East Berlin was a subdued, colorless metropolis of concrete with no signs of human energy or spirit or commerce — no advertisements, billboards or neon anywhere. It was the perfect anti-consumer society.
Its dominant architecture — imagine 1950s U.S. Post Office meets underground public mass transit station — was late Soviet bureaucratic. Many buildings still had artillery shell holes in their walls from World War II.
A sad excuse for a large, modern supermarket was thinly stocked with generically packaged groceries. Black bread and cheese were plentiful. But the produce department was nothing but mutant lemons. The frozen-food section was a single freezer case containing a dozen icy, unidentifiable chicken body parts.
Both sides of broad Karl Marx Allee, where they held May Day parades, were lined with identically hideous "Nineteen Eighty-Four"-style apartment blocks. The side streets were quiet — there were few cars. The crumbling public platzes were spotless and litter-free — because there was nothing to throw away.

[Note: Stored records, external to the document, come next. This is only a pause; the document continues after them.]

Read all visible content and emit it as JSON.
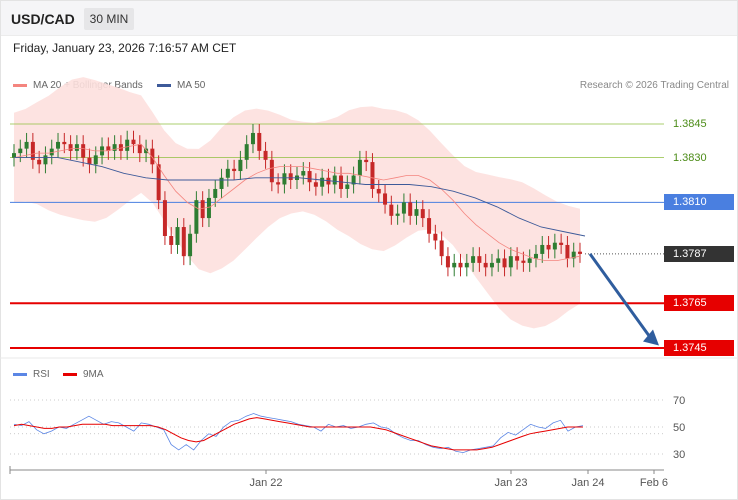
{
  "header": {
    "symbol": "USD/CAD",
    "timeframe": "30 MIN"
  },
  "datetime": "Friday, January 23, 2026 7:16:57 AM CET",
  "legend": {
    "ma20": "MA 20 + Bollinger Bands",
    "ma50": "MA 50",
    "rsi": "RSI",
    "ma9": "9MA"
  },
  "credit": "Research © 2026 Trading Central",
  "colors": {
    "ma20": "#f4857f",
    "ma50": "#3d5a99",
    "band": "#fde0de",
    "up": "#2e7d32",
    "down": "#c62828",
    "resistance": "#8fbf3f",
    "pivot": "#4a7fe0",
    "support": "#e60000",
    "rsi": "#5b86e5",
    "ma9": "#e60000",
    "arrow": "#2f5d9e"
  },
  "chart_data": [
    {
      "type": "candlestick",
      "title": "USD/CAD 30 MIN",
      "x_tick_labels": [
        "Jan 22",
        "Jan 23",
        "Jan 24",
        "Feb 6"
      ],
      "levels": [
        {
          "label": "1.3845",
          "value": 1.3845,
          "kind": "resistance"
        },
        {
          "label": "1.3830",
          "value": 1.383,
          "kind": "resistance"
        },
        {
          "label": "1.3810",
          "value": 1.381,
          "kind": "pivot"
        },
        {
          "label": "1.3787",
          "value": 1.3787,
          "kind": "last"
        },
        {
          "label": "1.3765",
          "value": 1.3765,
          "kind": "support"
        },
        {
          "label": "1.3745",
          "value": 1.3745,
          "kind": "support"
        }
      ],
      "closes": [
        1.3832,
        1.3834,
        1.3837,
        1.3829,
        1.3827,
        1.3831,
        1.3834,
        1.3837,
        1.3836,
        1.3833,
        1.3836,
        1.383,
        1.3827,
        1.3831,
        1.3835,
        1.3833,
        1.3836,
        1.3833,
        1.3838,
        1.3836,
        1.3832,
        1.3834,
        1.3827,
        1.3811,
        1.3795,
        1.3791,
        1.3799,
        1.3786,
        1.3796,
        1.3811,
        1.3803,
        1.3812,
        1.3816,
        1.3821,
        1.3825,
        1.3824,
        1.3829,
        1.3836,
        1.3841,
        1.3833,
        1.3829,
        1.3819,
        1.3818,
        1.3823,
        1.382,
        1.3822,
        1.3824,
        1.3819,
        1.3817,
        1.3821,
        1.3818,
        1.3822,
        1.3816,
        1.3818,
        1.3822,
        1.3829,
        1.3828,
        1.3816,
        1.3814,
        1.3809,
        1.3804,
        1.3805,
        1.381,
        1.3804,
        1.3807,
        1.3803,
        1.3796,
        1.3793,
        1.3786,
        1.3781,
        1.3783,
        1.3781,
        1.3783,
        1.3786,
        1.3783,
        1.3781,
        1.3783,
        1.3785,
        1.3781,
        1.3786,
        1.3784,
        1.3783,
        1.3785,
        1.3787,
        1.3791,
        1.3789,
        1.3792,
        1.3791,
        1.3785,
        1.3788,
        1.3787
      ],
      "ma20_approx": [
        1.383,
        1.3831,
        1.3832,
        1.3832,
        1.3833,
        1.3834,
        1.3834,
        1.3833,
        1.3833,
        1.3834,
        1.3835,
        1.3836,
        1.383,
        1.3822,
        1.3815,
        1.381,
        1.3807,
        1.3808,
        1.3812,
        1.3816,
        1.382,
        1.3823,
        1.3825,
        1.3826,
        1.3826,
        1.3826,
        1.3825,
        1.3824,
        1.3823,
        1.3823,
        1.3822,
        1.3821,
        1.382,
        1.3821,
        1.3822,
        1.3822,
        1.382,
        1.3816,
        1.3811,
        1.3805,
        1.38,
        1.3796,
        1.3792,
        1.3789,
        1.3787,
        1.3785,
        1.3784,
        1.3784,
        1.3785,
        1.3786
      ],
      "ma50_approx": [
        1.383,
        1.383,
        1.383,
        1.3828,
        1.3826,
        1.3823,
        1.3821,
        1.382,
        1.382,
        1.382,
        1.382,
        1.3821,
        1.3821,
        1.3821,
        1.382,
        1.3819,
        1.3818,
        1.3818,
        1.3818,
        1.3817,
        1.3815,
        1.3812,
        1.3808,
        1.3803,
        1.3799,
        1.3797,
        1.3795
      ],
      "ylabel": "",
      "ylim": [
        1.3739,
        1.386
      ]
    },
    {
      "type": "line",
      "title": "RSI",
      "y_tick_labels": [
        "70",
        "50",
        "30"
      ],
      "ylim": [
        20,
        80
      ],
      "series": [
        {
          "name": "RSI",
          "values": [
            52,
            51,
            54,
            48,
            45,
            47,
            50,
            49,
            52,
            55,
            58,
            55,
            52,
            54,
            53,
            50,
            47,
            53,
            52,
            50,
            48,
            37,
            33,
            37,
            33,
            40,
            45,
            43,
            50,
            54,
            55,
            58,
            60,
            58,
            57,
            56,
            55,
            54,
            52,
            51,
            50,
            47,
            52,
            50,
            51,
            49,
            50,
            52,
            53,
            50,
            49,
            45,
            42,
            40,
            40,
            37,
            35,
            34,
            35,
            32,
            31,
            33,
            34,
            35,
            36,
            42,
            46,
            44,
            48,
            52,
            50,
            49,
            53,
            55,
            47,
            50,
            51
          ]
        },
        {
          "name": "9MA",
          "values": [
            51,
            52,
            51,
            50,
            49,
            49,
            50,
            50,
            51,
            52,
            52,
            52,
            52,
            51,
            51,
            51,
            51,
            51,
            51,
            50,
            48,
            45,
            42,
            40,
            39,
            40,
            43,
            46,
            49,
            52,
            54,
            56,
            57,
            56,
            55,
            54,
            53,
            52,
            51,
            50,
            50,
            50,
            50,
            50,
            50,
            50,
            50,
            50,
            49,
            48,
            46,
            44,
            42,
            40,
            38,
            36,
            35,
            34,
            33,
            33,
            33,
            33,
            34,
            35,
            37,
            39,
            41,
            43,
            45,
            46,
            47,
            48,
            49,
            50,
            50,
            50
          ]
        }
      ]
    }
  ]
}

I was exploring communist life on the wrong side of the Wall 10 months after President Reagan had stood in front of it and challenged Mr. Gorbachev to tear it down.
Visiting West Germany to do a free-lance article on my brother Dan's touring rock band, Kingdom Come, I had made a point to visit East Berlin.

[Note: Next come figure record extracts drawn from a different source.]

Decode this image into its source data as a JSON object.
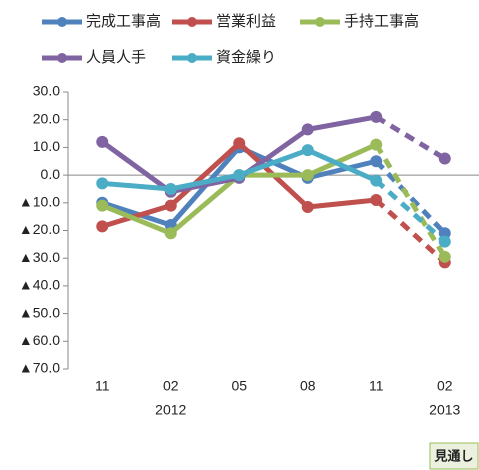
{
  "chart_data": {
    "type": "line",
    "categories": [
      "11",
      "02",
      "05",
      "08",
      "11",
      "02"
    ],
    "category_years": [
      null,
      "2012",
      null,
      null,
      null,
      "2013"
    ],
    "series": [
      {
        "name": "完成工事高",
        "color": "#4f81bd",
        "values": [
          -10,
          -18,
          10,
          -1,
          5,
          -21
        ]
      },
      {
        "name": "営業利益",
        "color": "#c0504d",
        "values": [
          -18.5,
          -11,
          11.5,
          -11.5,
          -9,
          -31.5
        ]
      },
      {
        "name": "手持工事高",
        "color": "#9bbb59",
        "values": [
          -11,
          -21,
          0,
          0,
          11,
          -29.5
        ]
      },
      {
        "name": "人員人手",
        "color": "#8064a2",
        "values": [
          12,
          -6,
          -1,
          16.5,
          21,
          6
        ]
      },
      {
        "name": "資金繰り",
        "color": "#4bacc6",
        "values": [
          -3,
          -5,
          0,
          9,
          -2,
          -24
        ]
      }
    ],
    "forecast_start": 4,
    "annotation": "見通し",
    "ylim": [
      -70,
      30
    ],
    "yticks": [
      {
        "value": 30,
        "label": "30.0"
      },
      {
        "value": 20,
        "label": "20.0"
      },
      {
        "value": 10,
        "label": "10.0"
      },
      {
        "value": 0,
        "label": "0.0"
      },
      {
        "value": -10,
        "label": "▲10.0"
      },
      {
        "value": -20,
        "label": "▲20.0"
      },
      {
        "value": -30,
        "label": "▲30.0"
      },
      {
        "value": -40,
        "label": "▲40.0"
      },
      {
        "value": -50,
        "label": "▲50.0"
      },
      {
        "value": -60,
        "label": "▲60.0"
      },
      {
        "value": -70,
        "label": "▲70.0"
      }
    ],
    "grid": false
  }
}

For years I had read about communism's many failures. I wanted to see them firsthand. I had come intending to laugh and snicker like a spoiled capitalist at the obvious socioeconomic stupidities, shortcomings and scarcities of communism.
But after experiencing state bookstores, state toy stores, state hamburger grills, barely stocked state supermarkets and hilariously over-staffed state convenience stores, I returned to the Freer World sad and depressed -- and outraged that in 1988 adults were still being treated like kindergartners by a police state.

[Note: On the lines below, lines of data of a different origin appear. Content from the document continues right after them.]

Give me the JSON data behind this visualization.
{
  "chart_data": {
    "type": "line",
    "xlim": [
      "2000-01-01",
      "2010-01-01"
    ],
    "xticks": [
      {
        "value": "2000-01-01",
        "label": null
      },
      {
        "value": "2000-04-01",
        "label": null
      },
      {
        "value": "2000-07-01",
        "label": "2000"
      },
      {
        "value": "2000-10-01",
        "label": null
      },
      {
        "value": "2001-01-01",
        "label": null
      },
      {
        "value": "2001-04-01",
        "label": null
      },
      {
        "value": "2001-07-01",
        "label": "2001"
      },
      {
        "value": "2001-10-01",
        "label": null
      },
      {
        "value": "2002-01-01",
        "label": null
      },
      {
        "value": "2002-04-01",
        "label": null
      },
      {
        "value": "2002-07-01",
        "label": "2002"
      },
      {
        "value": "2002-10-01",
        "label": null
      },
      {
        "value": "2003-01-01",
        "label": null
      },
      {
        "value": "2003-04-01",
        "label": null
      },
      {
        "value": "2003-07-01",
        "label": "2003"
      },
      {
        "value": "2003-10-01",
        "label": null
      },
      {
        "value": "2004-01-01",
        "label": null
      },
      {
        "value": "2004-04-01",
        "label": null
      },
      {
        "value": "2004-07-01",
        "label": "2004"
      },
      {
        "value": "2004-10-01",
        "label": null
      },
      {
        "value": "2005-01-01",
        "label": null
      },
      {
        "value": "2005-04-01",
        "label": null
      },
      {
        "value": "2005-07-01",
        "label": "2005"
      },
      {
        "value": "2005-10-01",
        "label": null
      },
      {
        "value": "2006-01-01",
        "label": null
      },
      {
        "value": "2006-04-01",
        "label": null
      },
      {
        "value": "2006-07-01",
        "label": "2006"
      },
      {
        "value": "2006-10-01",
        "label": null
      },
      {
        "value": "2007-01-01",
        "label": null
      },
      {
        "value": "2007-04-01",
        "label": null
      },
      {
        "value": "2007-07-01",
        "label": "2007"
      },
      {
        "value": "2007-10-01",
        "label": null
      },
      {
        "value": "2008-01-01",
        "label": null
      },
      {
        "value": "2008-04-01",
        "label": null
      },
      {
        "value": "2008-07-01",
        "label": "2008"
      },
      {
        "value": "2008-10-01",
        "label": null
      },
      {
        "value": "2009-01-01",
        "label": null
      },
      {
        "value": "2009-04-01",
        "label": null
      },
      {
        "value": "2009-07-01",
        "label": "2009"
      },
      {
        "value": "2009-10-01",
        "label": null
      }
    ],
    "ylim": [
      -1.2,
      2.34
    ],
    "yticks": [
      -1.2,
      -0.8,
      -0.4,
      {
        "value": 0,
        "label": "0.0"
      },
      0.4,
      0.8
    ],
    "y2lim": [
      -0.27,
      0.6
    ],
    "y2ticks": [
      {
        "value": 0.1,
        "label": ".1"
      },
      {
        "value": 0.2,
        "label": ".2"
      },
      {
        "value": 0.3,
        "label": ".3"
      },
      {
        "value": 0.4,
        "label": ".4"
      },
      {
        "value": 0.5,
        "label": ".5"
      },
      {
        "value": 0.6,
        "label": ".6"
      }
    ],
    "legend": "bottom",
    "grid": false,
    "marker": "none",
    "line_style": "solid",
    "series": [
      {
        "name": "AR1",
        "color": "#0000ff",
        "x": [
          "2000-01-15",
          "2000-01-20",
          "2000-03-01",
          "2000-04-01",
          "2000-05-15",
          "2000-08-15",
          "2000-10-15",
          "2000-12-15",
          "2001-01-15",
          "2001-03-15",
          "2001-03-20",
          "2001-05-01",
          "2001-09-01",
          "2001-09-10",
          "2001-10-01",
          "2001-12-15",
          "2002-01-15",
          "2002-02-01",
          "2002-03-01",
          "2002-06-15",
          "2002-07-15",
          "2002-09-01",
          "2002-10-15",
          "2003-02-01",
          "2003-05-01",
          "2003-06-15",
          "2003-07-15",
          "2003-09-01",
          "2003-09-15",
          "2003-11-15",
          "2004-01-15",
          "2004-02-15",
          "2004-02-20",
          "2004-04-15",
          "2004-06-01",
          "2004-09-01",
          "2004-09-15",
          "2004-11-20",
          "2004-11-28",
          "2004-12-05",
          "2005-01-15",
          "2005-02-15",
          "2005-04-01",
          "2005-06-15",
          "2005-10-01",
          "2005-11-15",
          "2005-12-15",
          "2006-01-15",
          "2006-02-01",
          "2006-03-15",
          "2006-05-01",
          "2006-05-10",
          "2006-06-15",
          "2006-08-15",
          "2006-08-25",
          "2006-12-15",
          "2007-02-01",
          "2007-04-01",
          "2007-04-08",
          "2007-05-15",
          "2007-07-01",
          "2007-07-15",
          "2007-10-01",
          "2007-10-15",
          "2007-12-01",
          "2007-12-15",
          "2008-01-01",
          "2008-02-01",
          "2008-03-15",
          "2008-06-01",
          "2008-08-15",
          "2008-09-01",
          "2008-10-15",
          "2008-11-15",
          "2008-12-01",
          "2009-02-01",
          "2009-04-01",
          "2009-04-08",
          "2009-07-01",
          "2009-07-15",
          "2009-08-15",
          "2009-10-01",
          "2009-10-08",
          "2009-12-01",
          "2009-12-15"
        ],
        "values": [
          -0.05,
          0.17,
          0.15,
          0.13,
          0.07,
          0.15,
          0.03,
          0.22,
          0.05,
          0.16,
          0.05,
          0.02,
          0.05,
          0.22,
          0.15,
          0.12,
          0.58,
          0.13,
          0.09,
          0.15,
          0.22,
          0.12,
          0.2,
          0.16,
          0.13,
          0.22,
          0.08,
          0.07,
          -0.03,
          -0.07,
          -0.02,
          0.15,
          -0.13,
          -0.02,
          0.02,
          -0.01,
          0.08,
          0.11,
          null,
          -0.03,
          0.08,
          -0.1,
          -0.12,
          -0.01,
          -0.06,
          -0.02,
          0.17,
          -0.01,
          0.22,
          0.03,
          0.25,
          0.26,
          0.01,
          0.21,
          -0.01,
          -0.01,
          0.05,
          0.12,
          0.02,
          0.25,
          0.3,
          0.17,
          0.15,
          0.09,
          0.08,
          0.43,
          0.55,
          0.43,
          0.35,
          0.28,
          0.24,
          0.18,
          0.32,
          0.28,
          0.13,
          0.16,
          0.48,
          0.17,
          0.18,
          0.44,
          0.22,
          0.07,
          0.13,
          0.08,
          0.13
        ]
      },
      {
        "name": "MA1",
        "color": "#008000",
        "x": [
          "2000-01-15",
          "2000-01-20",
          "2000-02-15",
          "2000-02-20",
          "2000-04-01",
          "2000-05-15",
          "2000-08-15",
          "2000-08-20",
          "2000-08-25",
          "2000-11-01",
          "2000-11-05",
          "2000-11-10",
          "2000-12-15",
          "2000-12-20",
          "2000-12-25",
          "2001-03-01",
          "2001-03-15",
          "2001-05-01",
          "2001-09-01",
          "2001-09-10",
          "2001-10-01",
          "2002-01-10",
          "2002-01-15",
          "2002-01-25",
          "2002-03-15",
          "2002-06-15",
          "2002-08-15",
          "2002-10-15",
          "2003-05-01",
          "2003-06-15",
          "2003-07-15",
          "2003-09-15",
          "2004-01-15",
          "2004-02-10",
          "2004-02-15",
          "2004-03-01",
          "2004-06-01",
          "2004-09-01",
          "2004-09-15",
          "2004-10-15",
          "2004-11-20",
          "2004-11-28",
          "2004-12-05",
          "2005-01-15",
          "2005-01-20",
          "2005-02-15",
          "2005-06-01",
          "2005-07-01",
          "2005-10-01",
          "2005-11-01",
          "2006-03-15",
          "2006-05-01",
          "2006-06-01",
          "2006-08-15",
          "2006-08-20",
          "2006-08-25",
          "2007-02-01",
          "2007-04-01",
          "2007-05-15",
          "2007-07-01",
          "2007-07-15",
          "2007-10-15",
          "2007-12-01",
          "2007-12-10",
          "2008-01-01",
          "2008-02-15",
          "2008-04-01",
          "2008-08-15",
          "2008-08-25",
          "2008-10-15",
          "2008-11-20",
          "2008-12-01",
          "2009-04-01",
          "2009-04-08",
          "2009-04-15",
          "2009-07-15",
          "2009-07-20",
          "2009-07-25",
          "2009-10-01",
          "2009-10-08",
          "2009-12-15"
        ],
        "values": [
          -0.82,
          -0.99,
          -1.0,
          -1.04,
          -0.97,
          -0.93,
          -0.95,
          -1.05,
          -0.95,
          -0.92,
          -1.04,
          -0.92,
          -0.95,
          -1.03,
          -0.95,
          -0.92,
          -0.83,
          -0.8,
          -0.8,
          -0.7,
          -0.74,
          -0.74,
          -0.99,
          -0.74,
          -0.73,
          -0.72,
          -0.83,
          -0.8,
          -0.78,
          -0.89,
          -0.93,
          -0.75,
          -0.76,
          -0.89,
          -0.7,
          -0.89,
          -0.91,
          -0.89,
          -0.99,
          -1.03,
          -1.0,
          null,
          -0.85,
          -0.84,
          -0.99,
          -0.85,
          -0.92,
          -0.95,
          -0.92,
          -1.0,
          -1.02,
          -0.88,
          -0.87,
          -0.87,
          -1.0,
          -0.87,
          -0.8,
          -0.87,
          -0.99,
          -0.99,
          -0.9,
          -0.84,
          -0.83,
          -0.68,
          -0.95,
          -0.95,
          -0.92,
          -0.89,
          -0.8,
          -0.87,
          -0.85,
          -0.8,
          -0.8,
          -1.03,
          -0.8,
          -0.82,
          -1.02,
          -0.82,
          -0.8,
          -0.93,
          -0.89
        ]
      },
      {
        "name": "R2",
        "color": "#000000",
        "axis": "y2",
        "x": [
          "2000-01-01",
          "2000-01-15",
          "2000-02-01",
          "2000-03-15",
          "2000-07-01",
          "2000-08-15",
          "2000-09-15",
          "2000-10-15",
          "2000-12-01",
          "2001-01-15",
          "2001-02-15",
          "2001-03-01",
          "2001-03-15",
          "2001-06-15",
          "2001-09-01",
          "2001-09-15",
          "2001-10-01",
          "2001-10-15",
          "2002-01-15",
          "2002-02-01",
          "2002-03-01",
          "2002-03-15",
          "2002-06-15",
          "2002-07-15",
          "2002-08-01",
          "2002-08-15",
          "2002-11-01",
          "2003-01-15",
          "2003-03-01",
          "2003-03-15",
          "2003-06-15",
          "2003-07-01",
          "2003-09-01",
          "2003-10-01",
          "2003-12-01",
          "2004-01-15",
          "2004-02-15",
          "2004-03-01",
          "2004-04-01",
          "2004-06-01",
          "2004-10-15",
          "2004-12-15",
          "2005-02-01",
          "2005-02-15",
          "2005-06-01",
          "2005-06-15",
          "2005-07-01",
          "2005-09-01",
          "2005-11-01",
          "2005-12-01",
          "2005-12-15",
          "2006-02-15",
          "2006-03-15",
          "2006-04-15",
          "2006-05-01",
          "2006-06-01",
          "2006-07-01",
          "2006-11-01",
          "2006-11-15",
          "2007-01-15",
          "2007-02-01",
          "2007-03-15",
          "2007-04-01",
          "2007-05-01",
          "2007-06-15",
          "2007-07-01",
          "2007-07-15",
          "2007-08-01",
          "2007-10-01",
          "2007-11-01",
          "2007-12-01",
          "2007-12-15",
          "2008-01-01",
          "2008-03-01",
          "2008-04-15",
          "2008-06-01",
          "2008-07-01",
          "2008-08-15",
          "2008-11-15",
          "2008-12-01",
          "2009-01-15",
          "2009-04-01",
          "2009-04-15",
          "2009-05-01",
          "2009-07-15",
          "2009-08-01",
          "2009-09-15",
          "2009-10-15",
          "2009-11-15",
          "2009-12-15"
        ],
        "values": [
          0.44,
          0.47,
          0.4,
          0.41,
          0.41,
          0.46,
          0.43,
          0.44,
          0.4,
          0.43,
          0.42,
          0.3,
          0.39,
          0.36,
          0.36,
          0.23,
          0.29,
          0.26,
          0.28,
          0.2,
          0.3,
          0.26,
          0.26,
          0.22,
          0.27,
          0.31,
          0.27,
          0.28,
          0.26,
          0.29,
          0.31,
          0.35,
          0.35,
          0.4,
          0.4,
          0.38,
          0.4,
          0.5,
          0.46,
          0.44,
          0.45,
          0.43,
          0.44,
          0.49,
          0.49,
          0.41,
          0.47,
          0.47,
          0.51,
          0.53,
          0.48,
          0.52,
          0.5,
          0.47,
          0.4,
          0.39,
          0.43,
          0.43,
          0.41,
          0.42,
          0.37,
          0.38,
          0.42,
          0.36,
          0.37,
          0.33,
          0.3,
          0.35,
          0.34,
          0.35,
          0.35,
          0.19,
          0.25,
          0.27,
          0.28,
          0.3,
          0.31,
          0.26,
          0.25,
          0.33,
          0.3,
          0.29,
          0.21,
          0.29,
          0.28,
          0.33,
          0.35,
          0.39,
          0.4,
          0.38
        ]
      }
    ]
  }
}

I spent seven hours of my life behind the Iron Curtain. (OK, so I'm no Solzhenitsyn.)
But simply by walking around East Berlin, I saw what famed historian Arthur Schlesinger Jr. and influential economists Paul Samuelson and Lester Thurow could not see or would not admit at the time: communism was a political, economic and spiritual basket case.
In the 1980s, while Ronald Reagan, that ex-actor, was confidently predicting — and hastening -- the death of communism and the Evil Empire, those soft-boiled eggheads were writing and saying some now very embarrassing things about the strong economic condition and bright prospects of the Soviet system.
That liberal troika of intellectuals ought to be publicly shamed for having been so wrong about state socialism and being so blinded by their own ideology.
The crummy, dispirited society I saw that day behind the Wall was the best communism could offer people in its entire history.
East Berlin was no match for the run-away freedom, wealth and decadence of West Berlin, or the most broken down post-industrialized steeltown in the USA. Yet it "enjoyed" the highest standard of living in the Soviet Bloc, including Moscow.
In 1988 you didn't need to be an Einstein to see that East Berlin was a socialist-worker's paradise lost or to predict communism had no future. All you had to do was go for a stroll behind the Wall and keep your eyes open — or be as "dumb" as President Reagan.
And don’t forget the Stasi
Sept. 19, 2023
I didn’t run into the Stasi on my Day Trip to Communism, I don’t think, and I wasn’t fully aware of what an Orwellian police state East Germany was in 1988.
For those fans of the great movie ‘The Lives of Others’ and anyone else who wants to know how unfree and scary East Germany was, check out the writing of Anna Funder — whose existence, I’m ashamed to say, I just found out about.
In 2000 or thereabouts the Australian wrote 'Stasiland,' a book in which she interviewed both victims of East Germany's infamous police state and the creeps who worked for the Stasi that made it so awful and Orwellian.
In 2019 Funder wrote a great, long piece in an Australian magazine titled 'Stasiland Now' that describes how her book came to be and why, as late as the year 2004, Stasi alumni were still doing their dirty work in the unified Germany.